Heston won an Oscar for the title role as the Judean prince who rebels against Roman occupation in Ben-Hur (1959). His larger-than-life characters included Moses in The Ten Commandments (1956), Michelangelo in The Agony and the Ecstasy (1965) and John the Baptist in The Greatest Story Ever Told (1965). He jumped into science fiction as a time-traveling astronaut in Planet of the Apes (1968). His character, Robert Thorn, spoke the line “Soylent Green is people!” in the 1973 cult classic Soylent Green.

Off the big screen, Heston marched on Washington, D.C., with Dr. Martin Luther King Jr., whom Heston called “a 20th-century Moses.” Heston led the arts contingent to the 1963 March on Washington. He later served as president of the National Rifle Association.
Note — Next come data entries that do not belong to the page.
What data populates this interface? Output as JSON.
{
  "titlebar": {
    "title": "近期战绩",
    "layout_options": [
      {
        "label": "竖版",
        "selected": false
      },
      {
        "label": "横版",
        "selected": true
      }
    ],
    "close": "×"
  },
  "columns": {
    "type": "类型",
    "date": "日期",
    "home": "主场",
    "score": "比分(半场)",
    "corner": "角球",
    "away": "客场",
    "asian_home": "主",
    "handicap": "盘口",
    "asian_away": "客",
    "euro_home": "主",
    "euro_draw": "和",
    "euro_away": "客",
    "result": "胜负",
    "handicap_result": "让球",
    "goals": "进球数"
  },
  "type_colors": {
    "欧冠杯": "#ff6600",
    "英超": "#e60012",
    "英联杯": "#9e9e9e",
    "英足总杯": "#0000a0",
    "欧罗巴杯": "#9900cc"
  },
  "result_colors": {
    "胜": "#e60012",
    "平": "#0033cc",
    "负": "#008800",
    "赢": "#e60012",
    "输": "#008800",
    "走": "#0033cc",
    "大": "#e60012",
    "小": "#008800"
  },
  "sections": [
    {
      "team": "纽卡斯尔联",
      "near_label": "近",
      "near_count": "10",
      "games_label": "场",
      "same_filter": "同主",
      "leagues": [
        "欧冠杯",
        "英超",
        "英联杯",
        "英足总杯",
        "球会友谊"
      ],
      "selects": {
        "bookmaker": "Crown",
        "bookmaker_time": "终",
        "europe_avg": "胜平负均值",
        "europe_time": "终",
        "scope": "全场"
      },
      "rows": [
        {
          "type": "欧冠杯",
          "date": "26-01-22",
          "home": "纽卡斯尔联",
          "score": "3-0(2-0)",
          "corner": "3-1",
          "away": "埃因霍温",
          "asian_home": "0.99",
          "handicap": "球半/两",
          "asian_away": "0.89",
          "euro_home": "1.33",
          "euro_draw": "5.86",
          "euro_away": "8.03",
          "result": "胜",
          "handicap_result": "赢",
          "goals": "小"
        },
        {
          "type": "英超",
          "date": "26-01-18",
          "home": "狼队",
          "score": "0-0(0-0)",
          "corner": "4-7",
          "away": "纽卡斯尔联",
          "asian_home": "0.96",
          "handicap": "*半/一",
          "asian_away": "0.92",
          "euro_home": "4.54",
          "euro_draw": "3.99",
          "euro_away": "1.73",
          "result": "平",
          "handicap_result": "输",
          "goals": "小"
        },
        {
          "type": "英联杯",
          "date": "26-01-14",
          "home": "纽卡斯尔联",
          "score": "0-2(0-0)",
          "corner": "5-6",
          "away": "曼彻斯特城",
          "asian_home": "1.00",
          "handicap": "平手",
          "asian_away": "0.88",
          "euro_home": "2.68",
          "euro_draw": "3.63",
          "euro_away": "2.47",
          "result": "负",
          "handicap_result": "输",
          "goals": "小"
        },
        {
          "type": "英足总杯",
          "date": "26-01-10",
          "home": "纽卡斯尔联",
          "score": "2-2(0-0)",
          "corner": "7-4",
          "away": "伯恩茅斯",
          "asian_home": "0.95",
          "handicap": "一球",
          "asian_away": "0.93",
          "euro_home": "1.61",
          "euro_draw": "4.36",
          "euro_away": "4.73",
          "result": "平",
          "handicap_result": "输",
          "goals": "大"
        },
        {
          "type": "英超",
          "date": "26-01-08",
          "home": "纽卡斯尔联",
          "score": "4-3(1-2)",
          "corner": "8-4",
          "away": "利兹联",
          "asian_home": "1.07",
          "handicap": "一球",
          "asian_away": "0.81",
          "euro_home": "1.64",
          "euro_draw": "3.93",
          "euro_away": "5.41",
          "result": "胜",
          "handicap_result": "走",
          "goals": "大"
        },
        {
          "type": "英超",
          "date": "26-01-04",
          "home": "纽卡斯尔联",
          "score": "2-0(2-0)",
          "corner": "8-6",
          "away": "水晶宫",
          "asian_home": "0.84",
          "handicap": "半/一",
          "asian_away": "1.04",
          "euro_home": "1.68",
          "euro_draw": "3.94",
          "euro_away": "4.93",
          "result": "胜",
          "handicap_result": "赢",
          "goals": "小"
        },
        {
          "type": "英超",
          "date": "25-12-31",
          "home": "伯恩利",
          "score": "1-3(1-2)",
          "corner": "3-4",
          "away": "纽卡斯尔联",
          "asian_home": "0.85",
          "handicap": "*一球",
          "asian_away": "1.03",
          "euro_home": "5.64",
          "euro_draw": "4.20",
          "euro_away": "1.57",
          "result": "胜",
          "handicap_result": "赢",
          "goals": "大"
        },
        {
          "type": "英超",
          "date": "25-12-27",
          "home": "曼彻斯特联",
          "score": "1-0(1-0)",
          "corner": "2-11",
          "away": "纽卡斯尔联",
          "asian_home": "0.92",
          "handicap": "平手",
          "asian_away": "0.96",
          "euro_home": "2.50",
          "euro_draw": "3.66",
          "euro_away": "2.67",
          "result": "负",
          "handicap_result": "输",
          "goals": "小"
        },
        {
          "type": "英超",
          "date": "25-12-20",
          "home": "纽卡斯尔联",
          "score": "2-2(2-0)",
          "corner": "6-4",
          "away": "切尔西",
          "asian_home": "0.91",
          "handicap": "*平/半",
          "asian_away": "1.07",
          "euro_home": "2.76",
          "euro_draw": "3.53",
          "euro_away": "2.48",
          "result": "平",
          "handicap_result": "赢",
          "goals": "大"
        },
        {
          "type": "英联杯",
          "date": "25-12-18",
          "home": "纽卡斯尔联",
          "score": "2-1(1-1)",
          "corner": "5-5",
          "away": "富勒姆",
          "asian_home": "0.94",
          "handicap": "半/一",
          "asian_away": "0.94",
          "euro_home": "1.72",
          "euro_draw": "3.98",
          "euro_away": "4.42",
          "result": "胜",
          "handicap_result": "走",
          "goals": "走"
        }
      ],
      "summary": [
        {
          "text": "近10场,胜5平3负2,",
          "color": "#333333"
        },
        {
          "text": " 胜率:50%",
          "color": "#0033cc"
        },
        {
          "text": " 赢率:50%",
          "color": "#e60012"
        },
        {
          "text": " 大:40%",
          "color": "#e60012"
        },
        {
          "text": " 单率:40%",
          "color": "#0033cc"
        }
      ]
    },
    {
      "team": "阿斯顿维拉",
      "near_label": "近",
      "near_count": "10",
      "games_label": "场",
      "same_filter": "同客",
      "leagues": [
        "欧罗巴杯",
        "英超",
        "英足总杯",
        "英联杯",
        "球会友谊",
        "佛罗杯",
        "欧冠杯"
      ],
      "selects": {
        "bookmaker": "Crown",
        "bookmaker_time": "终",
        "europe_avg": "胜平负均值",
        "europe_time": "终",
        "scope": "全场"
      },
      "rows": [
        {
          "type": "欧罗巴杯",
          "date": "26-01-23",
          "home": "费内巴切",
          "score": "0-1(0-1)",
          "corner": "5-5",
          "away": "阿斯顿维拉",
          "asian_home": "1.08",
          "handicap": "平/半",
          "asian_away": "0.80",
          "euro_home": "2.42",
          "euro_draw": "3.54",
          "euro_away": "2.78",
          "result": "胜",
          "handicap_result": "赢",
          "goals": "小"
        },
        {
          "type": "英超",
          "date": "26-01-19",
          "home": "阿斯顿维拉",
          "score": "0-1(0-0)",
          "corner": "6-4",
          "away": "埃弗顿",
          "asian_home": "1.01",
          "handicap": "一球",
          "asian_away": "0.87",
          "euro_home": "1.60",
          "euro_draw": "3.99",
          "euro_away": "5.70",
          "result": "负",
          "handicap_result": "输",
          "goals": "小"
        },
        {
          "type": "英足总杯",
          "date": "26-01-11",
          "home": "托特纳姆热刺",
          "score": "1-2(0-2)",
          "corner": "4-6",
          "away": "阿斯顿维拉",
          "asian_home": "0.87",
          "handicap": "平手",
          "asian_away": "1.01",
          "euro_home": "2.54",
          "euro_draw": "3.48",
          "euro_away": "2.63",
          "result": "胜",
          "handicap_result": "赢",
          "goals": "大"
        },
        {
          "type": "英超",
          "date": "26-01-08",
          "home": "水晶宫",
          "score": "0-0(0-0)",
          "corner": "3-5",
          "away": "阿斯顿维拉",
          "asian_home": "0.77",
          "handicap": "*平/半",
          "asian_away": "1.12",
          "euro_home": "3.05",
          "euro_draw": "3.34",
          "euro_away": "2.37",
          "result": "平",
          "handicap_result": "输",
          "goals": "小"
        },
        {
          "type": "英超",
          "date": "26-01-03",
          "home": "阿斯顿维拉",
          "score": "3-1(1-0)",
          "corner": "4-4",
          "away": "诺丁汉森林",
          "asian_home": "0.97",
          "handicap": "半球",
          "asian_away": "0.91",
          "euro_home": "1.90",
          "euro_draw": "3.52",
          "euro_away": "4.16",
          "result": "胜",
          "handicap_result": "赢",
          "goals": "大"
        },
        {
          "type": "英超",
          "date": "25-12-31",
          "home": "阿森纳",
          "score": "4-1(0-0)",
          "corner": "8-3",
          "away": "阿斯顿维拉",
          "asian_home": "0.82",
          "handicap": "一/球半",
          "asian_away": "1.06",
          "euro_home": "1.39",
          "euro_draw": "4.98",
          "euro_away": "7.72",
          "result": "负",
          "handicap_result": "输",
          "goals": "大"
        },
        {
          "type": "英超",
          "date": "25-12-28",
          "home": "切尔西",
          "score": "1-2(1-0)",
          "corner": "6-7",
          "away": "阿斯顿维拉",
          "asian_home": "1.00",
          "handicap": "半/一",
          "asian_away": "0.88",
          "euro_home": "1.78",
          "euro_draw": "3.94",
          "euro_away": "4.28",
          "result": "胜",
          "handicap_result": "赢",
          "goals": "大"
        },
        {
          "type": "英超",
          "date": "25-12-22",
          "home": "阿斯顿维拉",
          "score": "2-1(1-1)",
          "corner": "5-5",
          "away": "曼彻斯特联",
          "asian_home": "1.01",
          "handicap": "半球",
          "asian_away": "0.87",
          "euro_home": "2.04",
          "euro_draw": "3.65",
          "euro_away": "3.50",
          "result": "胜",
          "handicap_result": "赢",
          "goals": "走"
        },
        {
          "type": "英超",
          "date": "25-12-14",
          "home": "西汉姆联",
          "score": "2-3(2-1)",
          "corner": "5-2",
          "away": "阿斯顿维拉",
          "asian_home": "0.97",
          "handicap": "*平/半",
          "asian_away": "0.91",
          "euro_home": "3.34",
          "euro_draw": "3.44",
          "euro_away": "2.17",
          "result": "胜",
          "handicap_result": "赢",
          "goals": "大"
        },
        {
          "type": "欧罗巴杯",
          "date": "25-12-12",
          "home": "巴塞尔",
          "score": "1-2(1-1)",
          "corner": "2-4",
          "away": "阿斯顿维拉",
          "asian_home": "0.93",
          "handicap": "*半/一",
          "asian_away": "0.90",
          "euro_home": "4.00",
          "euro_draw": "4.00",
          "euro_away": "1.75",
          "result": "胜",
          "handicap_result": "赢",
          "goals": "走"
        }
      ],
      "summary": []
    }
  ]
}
Heston received the Screen Actors Guild Lifetime Achievement Award in 1971 and the prestigious Jean Hersholt Humanitarian Award from the Academy of Motion Picture Arts and Sciences in 1978 for his philanthropic efforts. In 2003 he received the Presidential Medal of Freedom, the nation’s highest civilian honor.

Heston was the 18th inductee into the stamp series. The stamp features a color portrait of Heston by movie artist Drew Struzan, based on a photograph taken by Heston’s wife, Lydia Clarke Heston ’45.

Charlton Heston, who received the Northwestern Alumni Association Alumni Medal in 1979, died in April 2008 at the age of 84.